Afterpay Touch: Hunting the greenback
About the author:
- Author name:
- By Richard Coles
- Job title:
- Senior Analyst
- Date posted:
- 25 February 2021, 3:30 PM
- Sectors Covered:
- Insurance and Diversified Financials
- Afterpay Touch's (ASX:APT) 1H21 NPAT of -A$79m was comfortably below consensus (+A$12m), although the miss appeared mainly due to non-cash items/one-off items. We had the result ahead of consensus at EBITDA (ex significant items A$48m vs A$37m).
- We think it was another solid result by APT, with strong growth in key metrics and again a relatively stable overall margin performance.
- APT has struck a deal to increase its ownership of APT US, and as part of this will issue A$1.25bn in convertible notes.
- We now forecast an APT FY21 NPAT loss of -A$85m (previously +A$30m) on higher one-off and non-cash items than expected. We also lower FY22F EPS by ~20% on more conservative leverage assumptions near term. Our PT rises (login to view) on the benefits of greater US business ownership longer-term. APT is a great company but trading on ~35x FY21 revenue we see it as fair value. Hold.

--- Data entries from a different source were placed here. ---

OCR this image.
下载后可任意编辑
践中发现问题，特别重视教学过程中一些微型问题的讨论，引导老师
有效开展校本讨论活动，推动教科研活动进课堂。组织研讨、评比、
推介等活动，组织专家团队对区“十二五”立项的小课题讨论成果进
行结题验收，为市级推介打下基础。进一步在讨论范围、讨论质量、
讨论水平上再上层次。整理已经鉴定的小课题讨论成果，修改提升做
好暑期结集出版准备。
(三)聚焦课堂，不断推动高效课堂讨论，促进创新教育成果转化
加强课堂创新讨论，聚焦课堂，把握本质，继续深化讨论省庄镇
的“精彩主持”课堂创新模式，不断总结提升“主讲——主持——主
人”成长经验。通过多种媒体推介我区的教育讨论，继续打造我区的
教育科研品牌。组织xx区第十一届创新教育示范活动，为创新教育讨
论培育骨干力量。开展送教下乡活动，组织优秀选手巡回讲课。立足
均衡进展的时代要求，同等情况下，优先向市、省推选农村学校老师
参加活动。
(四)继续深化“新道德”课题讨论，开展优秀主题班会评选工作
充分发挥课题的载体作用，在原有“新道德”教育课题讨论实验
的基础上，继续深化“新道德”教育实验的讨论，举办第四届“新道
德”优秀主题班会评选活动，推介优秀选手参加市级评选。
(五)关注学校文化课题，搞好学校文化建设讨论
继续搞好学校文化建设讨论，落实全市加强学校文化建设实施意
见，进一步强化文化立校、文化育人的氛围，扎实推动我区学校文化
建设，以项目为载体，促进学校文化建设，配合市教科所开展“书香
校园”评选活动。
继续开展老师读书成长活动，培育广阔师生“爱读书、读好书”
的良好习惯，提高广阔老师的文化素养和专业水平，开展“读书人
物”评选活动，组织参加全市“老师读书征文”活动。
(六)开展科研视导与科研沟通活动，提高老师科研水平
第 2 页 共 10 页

APT’s 1H21 NPAT of -A$79m was below consensus (+A$12m), although the miss appeared mainly due to non-cash and one-off items, e.g. a A$65m fair value liability loss linked to a rise in the value of APT’s UK operations (Clearpay).
1H21 revenue of A$417m was actually 1.2% above Factset consensus (A$412m) and EBITDA (ex significant items) of A$48m also appeared above consensus (A$37m).
APT has announced it will launch a new app called ‘APT Money’ which will allow users to manage payments, savings and upcoming APT repayments.
Regulatory approvals have also been received for the Pagantis acquisition (completion in mid-March) which will allow APT to launch in Spain, France and Italy (A$1bn pipeline of merchants already).
Key thoughts – pretty solid result
Generally we saw this as another solid result by APT. As expected growth in key metrics remained very robust, e.g. group sales (A$9.8bn) up 106% on pcp, customers (13.1m) up 80% on pcp, and merchants (74.7k) up 73% on pcp.
Again, we were most impressed by the strong performance in key profitability margins despite rapid growth. Indeed, the revenue margin (3.8%) was unchanged on pcp, and the gross loss margin declined (to 0.7% vs 1% in pcp), albeit offset at the net transaction margin level (2.2% vs 2.1% in pcp) by lower late fees.
Despite investing in the business, total operational expenses also declined on pcp as a % of sales (1.3% vs 1.7%). On competition, APT has not seen its checkout market share impacted by other BNPL options.
Increasing ownership of APT US and A$1.25bn in convertible notes
APT has struck a deal with Matrix Partners (MP) and will also launch a tender offer to participants under the US ESOP that will see APT’s ownership of APT US Inc. rise from 80% to ~93% (future aim of increasing this closer to ~100%).
The cost of MP’s stake (35% of its interest in APT US inc) is A$373m, with APT’s US business valued at 28% of the group’s market cap.
We see the move to increase the ownership share in APT’s key growth region as a prudent decision.
APT will issue A$1.25bn in convertible notes to fund the MP transaction/tender offer and to provide further capital to support growth.
Changes to forecast and investment view
We now forecast an APT FY21 NPAT loss of A$85m (previously +A$30m) on higher oneoff and non-cash items than expected.
We also lower FY22F EPS by ~20% on more conservative leverage assumptions near term. Our PT rises (login to view) on the benefits of greater US business ownership longer-term.
APT is a great company but trading on ~35x FY21 revenue we see it as fair value. Hold.